Support for types persistable as String
DataNucleus has, for some time, provided a mechanism for defining how to persist a type as a String (and retrieve its value from the String) – see ObjectStringConverter in DataNucleus “core” code. GAE/J could easily provide support for this in their plugin (if a type is not natively supported then check if there is an ObjectStringConverter and use that) and this would mean that many more Java types are persistable using AppEngine.
Documentation : @Persistent
In the GAE/J docs, every field has @Persistent marked against it. This is totally unnecessary, and you only need @Persistent for a non-standard field type. It leads to people believing that you must specify this to get something persisted, and so when they want to have a field not persisted they just remove the annotation. Please update the docs to reflect the minimal configuration required so we give a fair reflection of JDO and its spec. For example
public class MyClass
Package naming “org.datanucleus.*”
This plugin is provided by Google not DataNucleus. It’s currently packaged as “org.datanucleus.store.appengine”. This leads to people believing that DataNucleus itself is at fault for its shortcomings. This is unacceptable and we own the domains datanucleus.org/datanucleus.com. Please rename your packages ASAP.
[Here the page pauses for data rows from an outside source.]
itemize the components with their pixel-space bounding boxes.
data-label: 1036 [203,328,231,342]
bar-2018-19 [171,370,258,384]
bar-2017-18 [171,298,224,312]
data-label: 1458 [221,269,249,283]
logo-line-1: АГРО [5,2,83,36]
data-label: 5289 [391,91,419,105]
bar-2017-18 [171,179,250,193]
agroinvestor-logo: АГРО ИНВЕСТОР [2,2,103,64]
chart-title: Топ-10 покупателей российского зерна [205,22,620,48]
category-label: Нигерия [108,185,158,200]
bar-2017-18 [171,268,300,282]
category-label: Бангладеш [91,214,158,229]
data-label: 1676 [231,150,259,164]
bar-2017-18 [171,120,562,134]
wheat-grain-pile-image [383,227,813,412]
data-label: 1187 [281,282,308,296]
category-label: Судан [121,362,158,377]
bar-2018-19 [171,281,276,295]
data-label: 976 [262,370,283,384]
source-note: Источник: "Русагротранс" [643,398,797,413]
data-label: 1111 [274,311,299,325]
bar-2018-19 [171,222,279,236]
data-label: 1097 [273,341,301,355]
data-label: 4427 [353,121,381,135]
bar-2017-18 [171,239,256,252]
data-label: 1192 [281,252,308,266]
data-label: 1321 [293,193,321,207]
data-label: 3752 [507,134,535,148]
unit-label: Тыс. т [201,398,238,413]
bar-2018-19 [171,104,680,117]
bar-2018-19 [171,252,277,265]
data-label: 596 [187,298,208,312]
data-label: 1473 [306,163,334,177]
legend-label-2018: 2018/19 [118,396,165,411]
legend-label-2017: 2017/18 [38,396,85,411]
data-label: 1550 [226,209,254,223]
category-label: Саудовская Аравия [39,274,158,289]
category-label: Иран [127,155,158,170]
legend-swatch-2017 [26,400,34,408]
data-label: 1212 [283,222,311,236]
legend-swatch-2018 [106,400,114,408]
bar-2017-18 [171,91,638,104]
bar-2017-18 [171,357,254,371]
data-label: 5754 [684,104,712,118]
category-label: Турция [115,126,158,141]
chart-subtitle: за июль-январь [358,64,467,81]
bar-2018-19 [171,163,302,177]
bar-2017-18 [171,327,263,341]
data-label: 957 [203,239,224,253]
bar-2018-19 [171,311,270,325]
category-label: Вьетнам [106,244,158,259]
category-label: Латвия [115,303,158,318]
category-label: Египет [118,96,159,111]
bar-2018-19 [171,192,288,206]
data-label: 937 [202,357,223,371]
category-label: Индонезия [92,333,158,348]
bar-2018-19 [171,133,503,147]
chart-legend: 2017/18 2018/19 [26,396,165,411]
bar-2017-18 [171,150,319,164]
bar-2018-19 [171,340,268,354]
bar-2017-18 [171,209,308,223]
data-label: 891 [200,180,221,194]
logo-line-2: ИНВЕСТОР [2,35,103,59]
Nowhere have we seen any attribute of the GAE/J BigTable datastore that cannot be handled by the JDO or JPA API’s. The JDO API (and metadata) in particular was designed as generic, and there is nothing in a “NoSQL” datastore that should cause it any problems with representation. We challenge anyone to define where there is such a problem area and it can then be addressed (there’s a JIRA open on the Apache JDO project for just this situation); if you really can come up with a problem area then its in all of our interests to understand it and tackle it.